事案の概要
まず、事案の概要を説明します。インターネットにおける販売サイトpilki.ruは2005年以来、マニキュア製品を販売していました。そんな中、 2012年になって、突然、別の会社が販売サイトpilkishop.ruをオープンし、2016年に«ПИLКИ ШОП»(PILKI SHOP)を商標登録しました。 そして、さらに2年が経った頃、PILKI SHOP商標の所有者がpilki.ruというドメインが自身の運営するpilkishop.ruというドメインに非常に似ていると思い、pilki.ruのドメインを自身のものにしようとして、裁判所に提訴しました。
裁判所の判断
第一審と控訴審において、請求は棄却されました。
もっとも、これに対して、破毀審は、これらの判断が間違っていたとして、破毀差戻しを行いました。
破毀審が強調した点は、商標権の有無というところです。たしかに、ドメインは商標権の独占権の対象に含まれますが、あくまで「商標権」の独占権の一内容にドメイン保護が位置づけられるにすぎないので、ドメインの使用開始にかかわらず、商標権の登録をして初めてドメインが保護の対象となるとの判断がなされました。
判決の抜粋
以下、この点を示した破毀審の判断部分を抜粋します。
「В соответствии с пунктом 3 статьи 1484 ГК РФ никто не вправе использовать без разрешения правообладателя сходные с его товарным знаком обозначения в отношении товаров (услуг), для индивидуализации которых товарный знак зарегистрирован, или однородных товаров (услуг), если в результате такого использования возникнет вероятность смешения. При этом использование таких обозначений в сети «Интернет», в том числе в доменном имени и при других способах адресации, входит в объем исключительного права на товарный знак. 」
つまり、ロシア民法1484条3項に従い、商品やサービスと関連して商標権を登録している者の同意がない限り、その者の商標あるいはその商標類似の商標を別の者が自己の商品やサービスに用いることはできない、と破毀審は判断したうえで、ドメインやその他のアドレスの指定方法も商標権の独占権の対象に含まれる、と判断しました。

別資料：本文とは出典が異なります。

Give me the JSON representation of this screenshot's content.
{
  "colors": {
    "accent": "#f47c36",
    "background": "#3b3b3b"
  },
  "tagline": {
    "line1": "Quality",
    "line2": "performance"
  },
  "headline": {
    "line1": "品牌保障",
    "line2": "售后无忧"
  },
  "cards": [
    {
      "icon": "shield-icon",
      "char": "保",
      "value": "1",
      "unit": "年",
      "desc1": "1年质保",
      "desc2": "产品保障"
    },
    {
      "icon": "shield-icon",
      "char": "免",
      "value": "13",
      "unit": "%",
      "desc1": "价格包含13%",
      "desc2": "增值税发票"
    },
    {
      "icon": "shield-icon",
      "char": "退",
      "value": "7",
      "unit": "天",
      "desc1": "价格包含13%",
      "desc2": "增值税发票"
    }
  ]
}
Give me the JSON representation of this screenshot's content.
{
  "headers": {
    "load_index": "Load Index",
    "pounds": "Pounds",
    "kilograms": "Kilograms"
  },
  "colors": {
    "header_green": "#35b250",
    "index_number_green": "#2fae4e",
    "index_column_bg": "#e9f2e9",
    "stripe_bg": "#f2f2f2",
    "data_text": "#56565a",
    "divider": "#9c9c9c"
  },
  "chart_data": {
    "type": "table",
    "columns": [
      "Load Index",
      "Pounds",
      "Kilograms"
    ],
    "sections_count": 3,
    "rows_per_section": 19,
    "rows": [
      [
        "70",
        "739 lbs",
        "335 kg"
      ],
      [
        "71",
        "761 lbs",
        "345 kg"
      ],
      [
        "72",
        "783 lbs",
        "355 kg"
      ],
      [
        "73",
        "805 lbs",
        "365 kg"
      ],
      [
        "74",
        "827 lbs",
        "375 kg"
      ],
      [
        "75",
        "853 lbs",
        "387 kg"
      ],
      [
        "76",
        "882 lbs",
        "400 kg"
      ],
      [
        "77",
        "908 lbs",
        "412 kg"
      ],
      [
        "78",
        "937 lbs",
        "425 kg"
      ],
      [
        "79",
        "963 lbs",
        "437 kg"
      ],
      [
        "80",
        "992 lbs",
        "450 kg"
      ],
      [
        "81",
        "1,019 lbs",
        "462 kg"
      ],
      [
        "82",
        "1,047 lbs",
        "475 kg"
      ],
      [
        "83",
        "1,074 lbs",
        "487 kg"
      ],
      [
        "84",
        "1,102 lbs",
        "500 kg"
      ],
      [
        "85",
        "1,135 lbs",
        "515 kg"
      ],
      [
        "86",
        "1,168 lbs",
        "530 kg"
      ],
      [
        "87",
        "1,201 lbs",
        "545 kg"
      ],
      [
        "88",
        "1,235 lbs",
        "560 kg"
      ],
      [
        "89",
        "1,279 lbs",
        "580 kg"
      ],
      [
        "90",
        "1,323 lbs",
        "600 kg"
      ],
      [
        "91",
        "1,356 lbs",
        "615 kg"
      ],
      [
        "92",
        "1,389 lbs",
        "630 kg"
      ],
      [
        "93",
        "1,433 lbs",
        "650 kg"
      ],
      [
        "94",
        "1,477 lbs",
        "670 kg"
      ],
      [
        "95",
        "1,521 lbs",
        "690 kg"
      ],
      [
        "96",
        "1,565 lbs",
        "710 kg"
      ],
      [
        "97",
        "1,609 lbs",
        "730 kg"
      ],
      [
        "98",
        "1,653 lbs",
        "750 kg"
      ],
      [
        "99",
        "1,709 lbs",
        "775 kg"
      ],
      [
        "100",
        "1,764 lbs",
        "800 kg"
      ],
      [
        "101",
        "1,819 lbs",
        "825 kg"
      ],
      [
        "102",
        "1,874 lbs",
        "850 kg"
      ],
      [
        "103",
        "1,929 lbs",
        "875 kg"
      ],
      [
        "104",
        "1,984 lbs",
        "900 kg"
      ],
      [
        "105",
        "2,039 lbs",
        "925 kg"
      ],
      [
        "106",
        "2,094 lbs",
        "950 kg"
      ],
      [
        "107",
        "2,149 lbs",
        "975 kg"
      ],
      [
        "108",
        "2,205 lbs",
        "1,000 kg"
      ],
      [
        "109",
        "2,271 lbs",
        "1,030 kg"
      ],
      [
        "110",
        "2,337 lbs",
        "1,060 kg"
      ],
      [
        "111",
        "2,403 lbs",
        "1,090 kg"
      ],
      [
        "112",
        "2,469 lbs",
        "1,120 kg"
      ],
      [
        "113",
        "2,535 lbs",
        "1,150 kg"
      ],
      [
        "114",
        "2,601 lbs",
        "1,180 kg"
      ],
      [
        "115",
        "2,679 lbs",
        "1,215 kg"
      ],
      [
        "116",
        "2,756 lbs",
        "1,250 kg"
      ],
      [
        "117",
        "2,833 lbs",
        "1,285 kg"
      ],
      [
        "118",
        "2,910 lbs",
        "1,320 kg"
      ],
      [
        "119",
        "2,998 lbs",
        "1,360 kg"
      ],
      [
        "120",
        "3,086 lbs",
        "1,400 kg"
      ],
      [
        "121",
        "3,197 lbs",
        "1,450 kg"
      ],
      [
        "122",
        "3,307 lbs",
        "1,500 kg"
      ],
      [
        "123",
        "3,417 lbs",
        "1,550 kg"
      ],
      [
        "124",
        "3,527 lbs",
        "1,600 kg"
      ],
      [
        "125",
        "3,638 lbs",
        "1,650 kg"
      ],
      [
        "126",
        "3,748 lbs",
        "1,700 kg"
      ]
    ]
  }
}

「…суд апелляционной инстанции не учел, что данные разъяснения во взаимосвязи с пунктом 3 статьи 1484 ГК РФ свидетельствуют о возможности защиты исключительного права на товарный знак безотносительно даты регистрации доменного имени. 」
つまり、控訴審はドメインの登録日に着目した判断をしましたが、破毀審は、控訴審のこの判断は不適切で、ロシア民法1484条3項と関連して、商標権の独占権保護の可能性のあるドメインを勘案する際には、ドメインの登録日に着目する必要はない、と判断したのです。